Farce of Low Food Inflation

For the last few weeks, the media has been awash with reports of how food inflation has been steadily declining. In fact, by the end of 2011, food inflation actually turned negative for the first time in about six years- a record of sorts. Pundits started pontificating how low food inflation is very good news for ruling parties because food constitutes a large part part of the budget of a poor household. And it is the poor who vote more enthusiastically during elections. Besides, low food inflation means that the stubbornly high rate of high overall inflation might begin to come down.

Pardon me for 'deflating' such hype and hoopla revolving around inflation. But then facts are facts, and only pundits try to interpret facts to suit their theories or their ideologies. Unabashed hacks like me merely go by what the facts state. To start with, the negative food inflation that we have witnessed is as per the wholesale price index or WPI. Now, the WPI is computed by taking prices quoted in wholesale mandis across India. Wholesale prices in India often bear no relation to what you and I actually end up paying eventually. But grant the pundits their WPI fascination and see the facts. The primary cause for food inflation turning negative is a steep fall in the prices of potato, onion and some vegetables. Now, prices of these products anyway fall during winters; last year was an exception because mismanagement had led to a rise in onion prices. But even if you take the WPI, prices of milk, eggs, meat and poultry products and a host of other food items have actually gone up. The wholesale price of milk has actually gone up by 10%.

So now let us consider the real thing, which is what pundits call the consumer price index. This is based on the cash we actually dole out while buying stuff from retail outlets. Now, I do go out and regularly buy vegetables. And believe me, the price I have been paying the last few weeks for potato, onion and vegetables is not as low as the WPI would suggest. In fact, except onion, the prices of other vegetables are virtually the same as they were last January. But the price of every other imaginable food item that is consumed by a household has actually gone up. Poor families try very hard to increase the protein intake of their children through milk, eggs, meat and pulses. The prices of all these have gone up considerably. Forget poor families, even middle class ones are finding it difficult to handle the sustained rise in prices of articles of daily and regular use. And yes, families-except a few brave heart ones- don't really go to wholesale mandis to stock up for the week or the month. So telling the poor and the lower middle class Indians to start cheering and clapping because food inflation has turned negative is farcical, of not downright cruel.

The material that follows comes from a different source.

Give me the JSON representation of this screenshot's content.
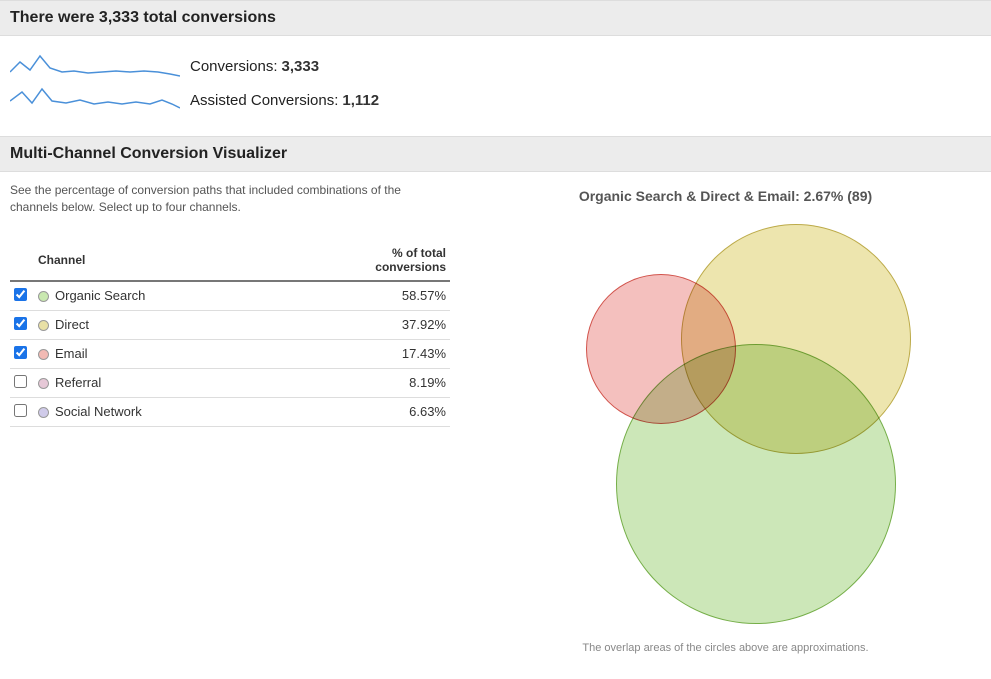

The whole debate about inflation in India has been quite farcical actually. The fundamental problem in India is not inflation but the structural problems that cause it. I mean, you read reports about farmers are literally dumping potato crops because there is no one willing to pay even Rs One a kilo for it. Then how come you and me still end up paying almost Rs 10 for a kilo of potato? In most cases, the prices that we pay for vegetables and other stuff are at least five times what the farmer gets. So our economic structure ensures that the average farmer is condemned to poverty and often suicide while we keep paying higher and higher prices. The only way out of this is to create physical and information infrastructure that will actually link the rural producer with the urban consumer in a more effective way. I see no signs of that happening in a hurry.

And once the seasonal harvest of cauliflowers, brinjals, cabbage and potato is exhausted, rest assured food inflation even as defined by the WPI will be back with a vengeance. Not that it will make much of a difference to the poor family.